One or more unnamed defendants bought 685,840 Global Industries shares on the two trading days immediately before Technip said on September 12 that it would buy the company for $937 million, or $8 per share, a 55 percent premium, the SEC said.
These defendants then realized $1.73 million of illegal profit by selling all their shares, according to the complaint, filed late Friday in the U.S. District Court in Manhattan.
The SEC said the purchases were made through an account in the name of Austria's Raiffeisen Bank International AG held at broker-dealer Brown Brothers Harriman & Co.
The SEC on Monday said it won a court order freezing assets related to the trades, and requiring the defendants to identify themselves and blocking them from destroying documents.
It said the suspicious purchases accounted for about 10 percent of Global Industries' daily trading volume, though there had at the time been no major public news about the Carlyss, Louisiana-based company.

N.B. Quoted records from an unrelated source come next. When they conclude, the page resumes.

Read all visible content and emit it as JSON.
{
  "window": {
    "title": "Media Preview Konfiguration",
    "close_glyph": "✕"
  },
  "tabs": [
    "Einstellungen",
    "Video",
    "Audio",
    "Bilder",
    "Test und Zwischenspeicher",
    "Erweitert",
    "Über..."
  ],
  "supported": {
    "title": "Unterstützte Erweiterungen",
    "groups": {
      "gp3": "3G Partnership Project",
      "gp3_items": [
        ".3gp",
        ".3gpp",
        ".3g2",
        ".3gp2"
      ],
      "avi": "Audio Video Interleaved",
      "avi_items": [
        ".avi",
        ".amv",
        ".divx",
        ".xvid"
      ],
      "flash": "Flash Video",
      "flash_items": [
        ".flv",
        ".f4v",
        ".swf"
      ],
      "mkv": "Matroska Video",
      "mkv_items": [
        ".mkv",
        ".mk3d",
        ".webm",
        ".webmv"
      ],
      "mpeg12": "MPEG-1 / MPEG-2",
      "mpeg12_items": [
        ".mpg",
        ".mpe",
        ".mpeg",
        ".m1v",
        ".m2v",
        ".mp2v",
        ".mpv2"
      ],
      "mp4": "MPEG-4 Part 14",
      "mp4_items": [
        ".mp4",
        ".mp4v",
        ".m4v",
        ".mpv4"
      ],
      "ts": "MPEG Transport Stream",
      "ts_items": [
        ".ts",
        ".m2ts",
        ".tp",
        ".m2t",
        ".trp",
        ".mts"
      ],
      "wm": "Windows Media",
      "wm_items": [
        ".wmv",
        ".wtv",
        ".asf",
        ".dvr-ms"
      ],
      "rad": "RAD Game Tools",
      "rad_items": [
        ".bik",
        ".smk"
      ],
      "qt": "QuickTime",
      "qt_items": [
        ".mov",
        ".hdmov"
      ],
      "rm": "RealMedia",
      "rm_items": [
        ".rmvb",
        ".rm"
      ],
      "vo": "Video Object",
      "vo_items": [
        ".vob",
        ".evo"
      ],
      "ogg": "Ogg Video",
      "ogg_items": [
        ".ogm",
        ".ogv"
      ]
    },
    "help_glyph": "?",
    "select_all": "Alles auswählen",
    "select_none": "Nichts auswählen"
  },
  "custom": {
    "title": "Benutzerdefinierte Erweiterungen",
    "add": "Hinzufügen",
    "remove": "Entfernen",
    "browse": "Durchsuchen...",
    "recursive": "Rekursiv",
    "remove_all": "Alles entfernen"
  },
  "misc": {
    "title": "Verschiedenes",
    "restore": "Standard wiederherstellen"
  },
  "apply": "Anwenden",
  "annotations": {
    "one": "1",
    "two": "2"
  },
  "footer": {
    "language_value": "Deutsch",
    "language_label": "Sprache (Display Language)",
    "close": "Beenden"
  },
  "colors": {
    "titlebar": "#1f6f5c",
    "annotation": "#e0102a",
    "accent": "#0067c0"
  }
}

This suggests that information about the merger "was obtained as a result of breaches of fiduciary duty," the SEC said.
The complaint seeks to force the defendants to give up their illegal profit and pay civil fines.
Raiffeisen had no immediate comment on the lawsuit. A Brown Brothers Harriman spokeswoman said that company does not discuss litigation that may involve a client. Global Industries did not respond to a request for comment.
Technip designs and builds industrial installations, such as subsea equipment and platforms and onshore complexes, for the oil, gas and petrochemical industries.
The case is SEC v. One or More Unknown Purchasers of Securities of Global Industries Ltd, U.S. District Court, Southern District of New York, No. 11-06500.